Square \(ABCD\) has \(K\) on \(BC\), \(L\) on \(DC\), \(M\) on \(AD\), and \(N\) on \(AB\) such that \(KLMN\) forms a rectangle, \(\triangle AMN\) and \(\triangle LKC\) are congruent isosceles triangles, and also \(\triangle MDL\) and \(\triangle BNK\) are congruent isosceles triangles. If the total area of the four triangles is \(50\) cm\(^2\), what is the length of \(MK\)?
Let \(x\) represent the lengths of the equal sides of \(\triangle AMN\) and \(\triangle LKC\), and let \(y\) represent the lengths of the equal sides of \(\triangle MDL\) and \(\triangle BNK\).
Thus, area \(\triangle AMN =\) area \(\triangle LKC= \frac{1}{2} x^2\), and area \(\triangle MDL =\) area \(\triangle BNK = \frac{1}{2} y^2\).
Therefore, the total area of the four triangles is equal to \(\frac{1}{2} x^2+\frac{1}{2} x^2+\frac{1}{2} y^2+\frac{1}{2} y^2= x^2 + y^2\). Since we’re given that this area is \(50\) cm\(^2\), we have \(x^2 + y^2 = 50\).
Three different solutions to find the length of \(MK\) are provided.
Solution 1
In \(\triangle AMN\), \(MN^2=AM^2+AN^2 = x^2+ x^2\), and in \(\triangle BNK\), \(NK^2=BN^2+BK^2= y^2+y^2\).

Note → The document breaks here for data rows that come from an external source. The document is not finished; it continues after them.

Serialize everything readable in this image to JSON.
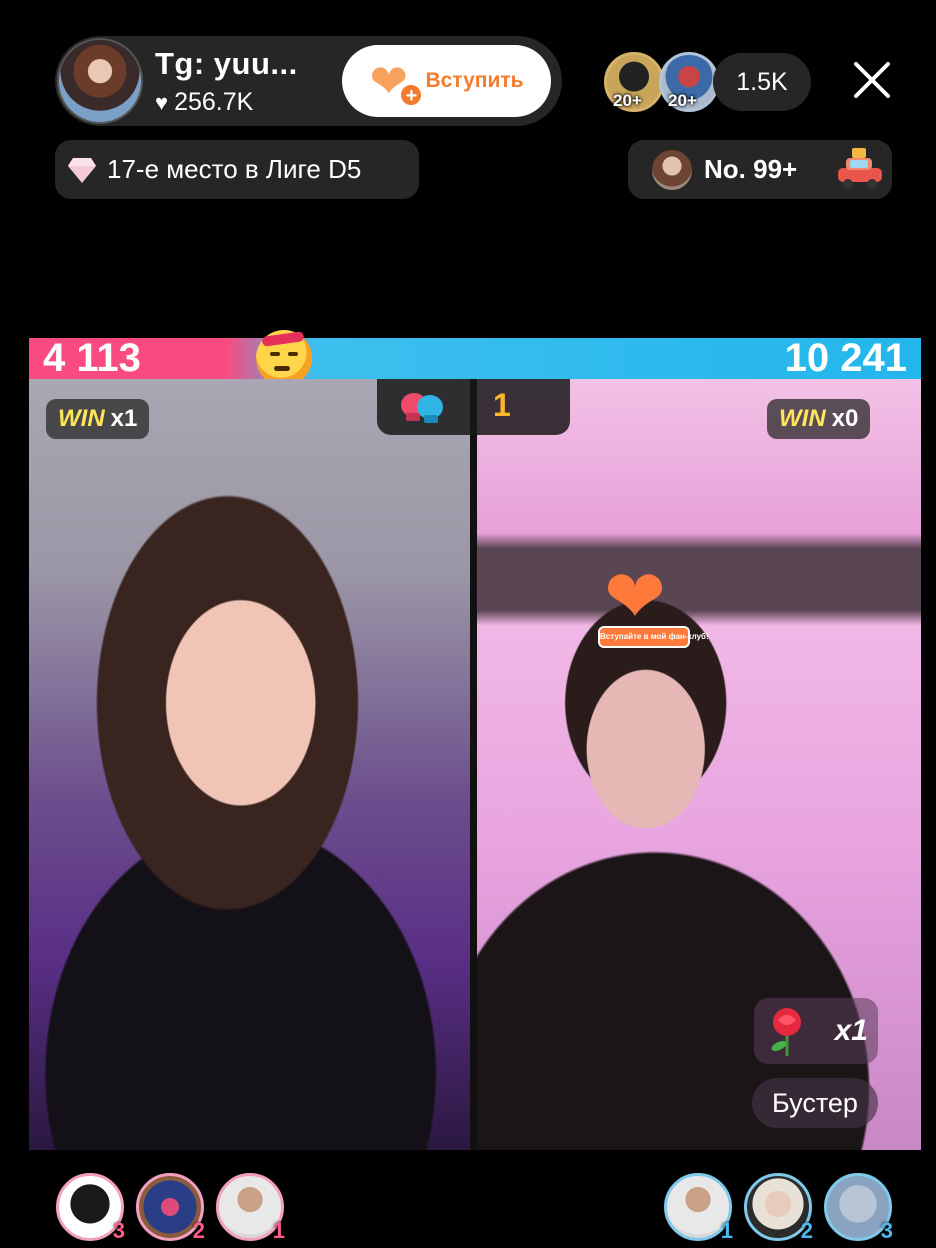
{
  "host": {
    "name": "Tg: yuu...",
    "likes": "256.7K",
    "join_label": "Вступить"
  },
  "viewers": {
    "top": [
      {
        "badge": "20+"
      },
      {
        "badge": "20+"
      }
    ],
    "count": "1.5K"
  },
  "league": {
    "text": "17-е место в Лиге D5"
  },
  "rank": {
    "text": "No. 99+"
  },
  "battle": {
    "score_left": "4 113",
    "score_right": "10 241",
    "round": "1",
    "left_win_label": "WIN",
    "left_win_count": "x1",
    "right_win_label": "WIN",
    "right_win_count": "x0",
    "fan_club_tag": "Вступайте в мой фан-клуб!",
    "gift_multiplier": "x1",
    "booster_label": "Бустер"
  },
  "supporters": {
    "left": [
      {
        "rank": "3"
      },
      {
        "rank": "2"
      },
      {
        "rank": "1"
      }
    ],
    "right": [
      {
        "rank": "1"
      },
      {
        "rank": "2"
      },
      {
        "rank": "3"
      }
    ]
  },
  "colors": {
    "left_team": "#f94b7f",
    "right_team": "#22b6ec",
    "join_accent": "#f37c2e",
    "win_text": "#ffe55a"
  },
  "icons": [
    "heart-icon",
    "diamond-icon",
    "close-icon",
    "car-icon",
    "gloves-icon",
    "rose-icon",
    "angry-emoji-icon"
  ]
}
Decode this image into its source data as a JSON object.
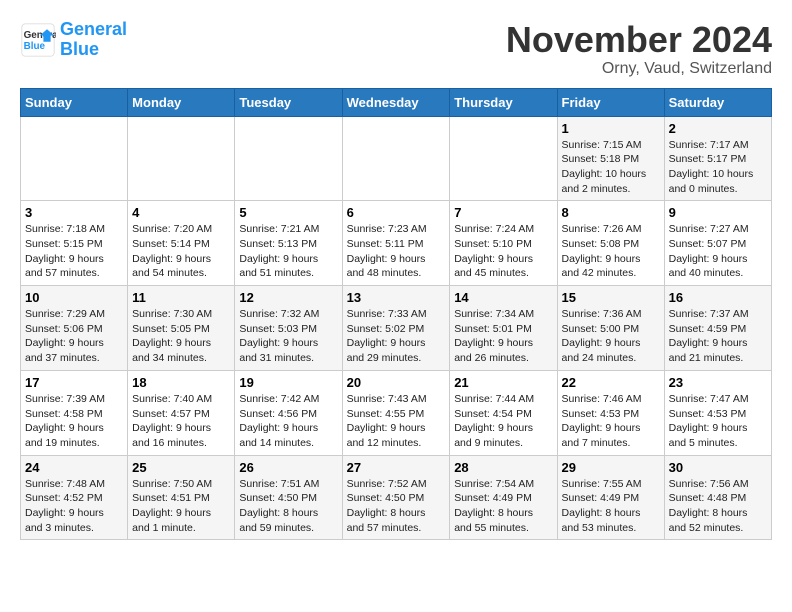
{
  "header": {
    "logo_line1": "General",
    "logo_line2": "Blue",
    "month": "November 2024",
    "location": "Orny, Vaud, Switzerland"
  },
  "weekdays": [
    "Sunday",
    "Monday",
    "Tuesday",
    "Wednesday",
    "Thursday",
    "Friday",
    "Saturday"
  ],
  "weeks": [
    [
      {
        "day": "",
        "info": ""
      },
      {
        "day": "",
        "info": ""
      },
      {
        "day": "",
        "info": ""
      },
      {
        "day": "",
        "info": ""
      },
      {
        "day": "",
        "info": ""
      },
      {
        "day": "1",
        "info": "Sunrise: 7:15 AM\nSunset: 5:18 PM\nDaylight: 10 hours\nand 2 minutes."
      },
      {
        "day": "2",
        "info": "Sunrise: 7:17 AM\nSunset: 5:17 PM\nDaylight: 10 hours\nand 0 minutes."
      }
    ],
    [
      {
        "day": "3",
        "info": "Sunrise: 7:18 AM\nSunset: 5:15 PM\nDaylight: 9 hours\nand 57 minutes."
      },
      {
        "day": "4",
        "info": "Sunrise: 7:20 AM\nSunset: 5:14 PM\nDaylight: 9 hours\nand 54 minutes."
      },
      {
        "day": "5",
        "info": "Sunrise: 7:21 AM\nSunset: 5:13 PM\nDaylight: 9 hours\nand 51 minutes."
      },
      {
        "day": "6",
        "info": "Sunrise: 7:23 AM\nSunset: 5:11 PM\nDaylight: 9 hours\nand 48 minutes."
      },
      {
        "day": "7",
        "info": "Sunrise: 7:24 AM\nSunset: 5:10 PM\nDaylight: 9 hours\nand 45 minutes."
      },
      {
        "day": "8",
        "info": "Sunrise: 7:26 AM\nSunset: 5:08 PM\nDaylight: 9 hours\nand 42 minutes."
      },
      {
        "day": "9",
        "info": "Sunrise: 7:27 AM\nSunset: 5:07 PM\nDaylight: 9 hours\nand 40 minutes."
      }
    ],
    [
      {
        "day": "10",
        "info": "Sunrise: 7:29 AM\nSunset: 5:06 PM\nDaylight: 9 hours\nand 37 minutes."
      },
      {
        "day": "11",
        "info": "Sunrise: 7:30 AM\nSunset: 5:05 PM\nDaylight: 9 hours\nand 34 minutes."
      },
      {
        "day": "12",
        "info": "Sunrise: 7:32 AM\nSunset: 5:03 PM\nDaylight: 9 hours\nand 31 minutes."
      },
      {
        "day": "13",
        "info": "Sunrise: 7:33 AM\nSunset: 5:02 PM\nDaylight: 9 hours\nand 29 minutes."
      },
      {
        "day": "14",
        "info": "Sunrise: 7:34 AM\nSunset: 5:01 PM\nDaylight: 9 hours\nand 26 minutes."
      },
      {
        "day": "15",
        "info": "Sunrise: 7:36 AM\nSunset: 5:00 PM\nDaylight: 9 hours\nand 24 minutes."
      },
      {
        "day": "16",
        "info": "Sunrise: 7:37 AM\nSunset: 4:59 PM\nDaylight: 9 hours\nand 21 minutes."
      }
    ],
    [
      {
        "day": "17",
        "info": "Sunrise: 7:39 AM\nSunset: 4:58 PM\nDaylight: 9 hours\nand 19 minutes."
      },
      {
        "day": "18",
        "info": "Sunrise: 7:40 AM\nSunset: 4:57 PM\nDaylight: 9 hours\nand 16 minutes."
      },
      {
        "day": "19",
        "info": "Sunrise: 7:42 AM\nSunset: 4:56 PM\nDaylight: 9 hours\nand 14 minutes."
      },
      {
        "day": "20",
        "info": "Sunrise: 7:43 AM\nSunset: 4:55 PM\nDaylight: 9 hours\nand 12 minutes."
      },
      {
        "day": "21",
        "info": "Sunrise: 7:44 AM\nSunset: 4:54 PM\nDaylight: 9 hours\nand 9 minutes."
      },
      {
        "day": "22",
        "info": "Sunrise: 7:46 AM\nSunset: 4:53 PM\nDaylight: 9 hours\nand 7 minutes."
      },
      {
        "day": "23",
        "info": "Sunrise: 7:47 AM\nSunset: 4:53 PM\nDaylight: 9 hours\nand 5 minutes."
      }
    ],
    [
      {
        "day": "24",
        "info": "Sunrise: 7:48 AM\nSunset: 4:52 PM\nDaylight: 9 hours\nand 3 minutes."
      },
      {
        "day": "25",
        "info": "Sunrise: 7:50 AM\nSunset: 4:51 PM\nDaylight: 9 hours\nand 1 minute."
      },
      {
        "day": "26",
        "info": "Sunrise: 7:51 AM\nSunset: 4:50 PM\nDaylight: 8 hours\nand 59 minutes."
      },
      {
        "day": "27",
        "info": "Sunrise: 7:52 AM\nSunset: 4:50 PM\nDaylight: 8 hours\nand 57 minutes."
      },
      {
        "day": "28",
        "info": "Sunrise: 7:54 AM\nSunset: 4:49 PM\nDaylight: 8 hours\nand 55 minutes."
      },
      {
        "day": "29",
        "info": "Sunrise: 7:55 AM\nSunset: 4:49 PM\nDaylight: 8 hours\nand 53 minutes."
      },
      {
        "day": "30",
        "info": "Sunrise: 7:56 AM\nSunset: 4:48 PM\nDaylight: 8 hours\nand 52 minutes."
      }
    ]
  ]
}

Since \(MK\) is a diagonal of rectangle \(KLMN\), then by the Pythagorean Theorem we have \[\begin{aligned} MK^2 &=MN^2+NK^2\\ &=x^2+x^2+y^2+y^2\\ &=x^2+y^2+x^2+y^2\\ &=50+50\\ &=100 \end{aligned}\] Since \(MK>0\), we have \(MK= 10\) cm.
Solution 2
In \(\triangle AMN\), \(MN^2= x^2 + x^2=2x^2\). Therefore, \(MN=\sqrt{2}x\), since \(x >0\).
In \(\triangle BNK\), \(NK^2= y^2 + y^2= 2y^2\). Therefore, \(NK=\sqrt{2}y\), since \(y > 0\).
Since \(MK\) is a diagonal of rectangle \(KLMN\), then by the Pythagorean Theorem we have \[\begin{aligned} MK^2&=MN^2+NK^2\\ &=(\sqrt{2}x)^2+(\sqrt{2}y)^2\\ &=2x^2+2y^2\\ &=2(x^2+y^2)\\ &=2(50)\\ &=100 \end{aligned}\] Since \(MK>0\), we have \(MK= 10\) cm.
Solution 3
We construct the line segment \(KP\), where \(P\) lies on \(AD\) such that \(KP\) is perpendicular to \(AD\).
Then \(APKB\) is a rectangle. Furthermore, \(AP = BK = y\), \(PK = AB = x + y\), and \(PM = AM - AP = x - y\).
Since \(\triangle PKM\) is a right-angled triangle, by the Pythagorean Theorem we have \[\begin{aligned} MK^2&=PM^2+PK^2\\ &=(x-y)^2+(x+y)^2\\ &=x^2 - 2xy + y^2 + x^2 + 2xy + y^2\\ &=2x^2+2y^2\\ &=2(x^2+y^2)\\ &=2(50)\\ &=100 \end{aligned}\] Since \(MK>0\), we have \(MK= 10\) cm.